Anonymous memory are pages not backed by a file (it has no file-name,) When your web browser allocated memory to hold the HTML you're viewing, it requested memory from the kernel, got a pointer, and uses that pointer to access that memory. If the program does not keep track of that pointer, then it loses the ability to refer to that memory, which is where memory leaks come from.

VARIABLE OR CONSTANT

Variable data is anything that can change during runtime. Constant data cannot. Read-only and Read/write are practically synonymous, but "constant vs variable" are usually used in programming languages ( like C ) and "read-only vs read-write" is more common for OS permissions.

It's at this point I need to explicitly mention that an executable file or shared library will contain multiple discrete sections. I've alluded to this before as "program code" and "data", but every section will have its own type and associated behavior. For instance, as a security measure, any executable program code is constant in Linux; new values cannot be written to it. Some architectures allow "Self-modifying code", but it's not allowed in Linux or most other modern operating systems. Data, which is not executable, can be both variable and constant, which we'll look at in a couple lessons.

SHARED OR PRIVATE

Private memory only exists in one process, and shared memory exists (or CAN exist) in multiple. This distinction is by itself not meaningful, and must be analyzed based on its effect with other properties of a mapping.
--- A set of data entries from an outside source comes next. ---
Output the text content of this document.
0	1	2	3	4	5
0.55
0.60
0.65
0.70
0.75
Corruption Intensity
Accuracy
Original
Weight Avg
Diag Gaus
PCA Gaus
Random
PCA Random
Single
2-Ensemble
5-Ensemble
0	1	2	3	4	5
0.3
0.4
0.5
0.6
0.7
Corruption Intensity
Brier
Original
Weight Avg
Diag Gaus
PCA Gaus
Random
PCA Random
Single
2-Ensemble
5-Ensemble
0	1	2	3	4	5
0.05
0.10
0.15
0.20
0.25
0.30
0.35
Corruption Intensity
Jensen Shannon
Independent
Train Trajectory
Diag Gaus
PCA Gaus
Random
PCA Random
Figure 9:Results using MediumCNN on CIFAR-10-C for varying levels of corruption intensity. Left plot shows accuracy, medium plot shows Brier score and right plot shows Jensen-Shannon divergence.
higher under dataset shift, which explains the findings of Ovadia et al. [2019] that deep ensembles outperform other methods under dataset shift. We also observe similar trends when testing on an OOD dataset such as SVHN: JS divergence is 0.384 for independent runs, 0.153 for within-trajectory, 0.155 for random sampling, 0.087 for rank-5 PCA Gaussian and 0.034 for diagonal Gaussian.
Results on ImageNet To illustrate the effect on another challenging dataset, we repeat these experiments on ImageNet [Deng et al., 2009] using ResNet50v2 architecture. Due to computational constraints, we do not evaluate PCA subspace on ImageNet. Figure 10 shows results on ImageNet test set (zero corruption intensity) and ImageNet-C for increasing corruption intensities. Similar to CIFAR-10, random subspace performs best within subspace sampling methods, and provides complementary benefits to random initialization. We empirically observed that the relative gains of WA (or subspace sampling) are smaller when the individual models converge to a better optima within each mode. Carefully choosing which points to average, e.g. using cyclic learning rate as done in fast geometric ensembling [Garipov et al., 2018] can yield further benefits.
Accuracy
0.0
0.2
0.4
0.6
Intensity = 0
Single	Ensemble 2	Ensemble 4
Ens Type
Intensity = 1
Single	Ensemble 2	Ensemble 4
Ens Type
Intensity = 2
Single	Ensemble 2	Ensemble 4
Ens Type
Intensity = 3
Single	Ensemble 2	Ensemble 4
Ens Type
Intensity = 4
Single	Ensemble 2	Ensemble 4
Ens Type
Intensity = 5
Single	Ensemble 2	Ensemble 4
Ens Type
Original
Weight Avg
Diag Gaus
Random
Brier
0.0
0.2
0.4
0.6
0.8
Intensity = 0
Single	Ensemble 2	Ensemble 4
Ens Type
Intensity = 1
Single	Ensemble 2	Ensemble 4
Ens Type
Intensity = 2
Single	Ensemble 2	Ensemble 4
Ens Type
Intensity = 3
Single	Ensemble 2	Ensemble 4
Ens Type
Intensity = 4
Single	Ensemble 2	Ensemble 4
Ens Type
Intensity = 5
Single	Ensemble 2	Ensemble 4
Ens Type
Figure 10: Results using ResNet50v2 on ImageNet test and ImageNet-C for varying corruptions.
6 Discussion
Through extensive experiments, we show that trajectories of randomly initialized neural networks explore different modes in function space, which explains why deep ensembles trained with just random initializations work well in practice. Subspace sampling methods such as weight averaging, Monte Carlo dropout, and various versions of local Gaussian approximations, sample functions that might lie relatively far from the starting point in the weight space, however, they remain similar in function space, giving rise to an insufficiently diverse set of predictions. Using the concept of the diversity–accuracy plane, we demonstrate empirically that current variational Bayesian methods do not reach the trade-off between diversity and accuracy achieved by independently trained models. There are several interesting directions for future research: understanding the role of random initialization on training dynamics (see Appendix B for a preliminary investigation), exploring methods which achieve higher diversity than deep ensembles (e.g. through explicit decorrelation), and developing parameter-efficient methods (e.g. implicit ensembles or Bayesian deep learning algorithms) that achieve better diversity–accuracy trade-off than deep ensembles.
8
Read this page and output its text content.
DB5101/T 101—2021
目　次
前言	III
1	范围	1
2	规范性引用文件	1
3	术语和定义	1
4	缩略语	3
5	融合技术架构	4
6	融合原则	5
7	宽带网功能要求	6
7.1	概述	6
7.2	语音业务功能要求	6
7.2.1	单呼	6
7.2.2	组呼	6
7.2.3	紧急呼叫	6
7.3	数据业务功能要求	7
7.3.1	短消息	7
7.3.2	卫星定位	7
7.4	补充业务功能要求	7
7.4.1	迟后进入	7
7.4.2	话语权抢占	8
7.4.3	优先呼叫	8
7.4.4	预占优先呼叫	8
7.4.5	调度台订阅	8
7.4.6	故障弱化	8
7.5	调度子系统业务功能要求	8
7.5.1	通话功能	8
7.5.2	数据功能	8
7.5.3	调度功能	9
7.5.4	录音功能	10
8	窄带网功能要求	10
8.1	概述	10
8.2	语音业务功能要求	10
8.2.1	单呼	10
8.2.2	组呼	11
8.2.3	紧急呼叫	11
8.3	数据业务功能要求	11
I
INITIALIZED OR UNINITIALIZED

Initialized data comes pre-populated with values, uninitialized is set to all zeroes. Generally if a program ever reads uninitialized data it's a bug. Initialized memory is always static, and dynamic memory is always uninitialized, but there exists one case where static memory is uninitialized: bss. Bss stands for "Block Started by Symbol". Yeah, it's a pretty bizarre name that is used for historical reasons, coming from a 1950's assembler made by an aircraft manufacturing corporation. Instead of having a series of many thousands of NULL bytes in an executable file, it just has a section that says "Allocate this many NULL bytes." It's considered static memory because the size and mapping are determined at compile time.

PUTTING IT ALL TOGETHER

The 5 attributes combine such that if you know the profile, you know what type of memory you're dealing with, and vice versa. If you look at the above it may look like there are \(2^5\) or 32 different combinations, but many times combinations wouldn't make any sense, such as constant uninitialized data. If you can't change it and it's set to zero, there's no point in taking up memory.

We are almost done with the abstract theory part of the tutorial, and can soon start using examples from the command line to show what I'm talking about. In the next post I'll briefly go over the different types of dynamic memory, and then we can inspect actual executable files to see the virtual memory mapping in practice.

If you haven't wrapped your head around this yet, don't panic. This was the most complicated piece so far, and this subject is REALLY complicated. Theory alone cannot bring about comprehension, and most professional administrators and developers don't get into this low level of detail. Keep going, work on the upcoming examples, and come back to these earlier lessons when you've had a chance to absorb everything.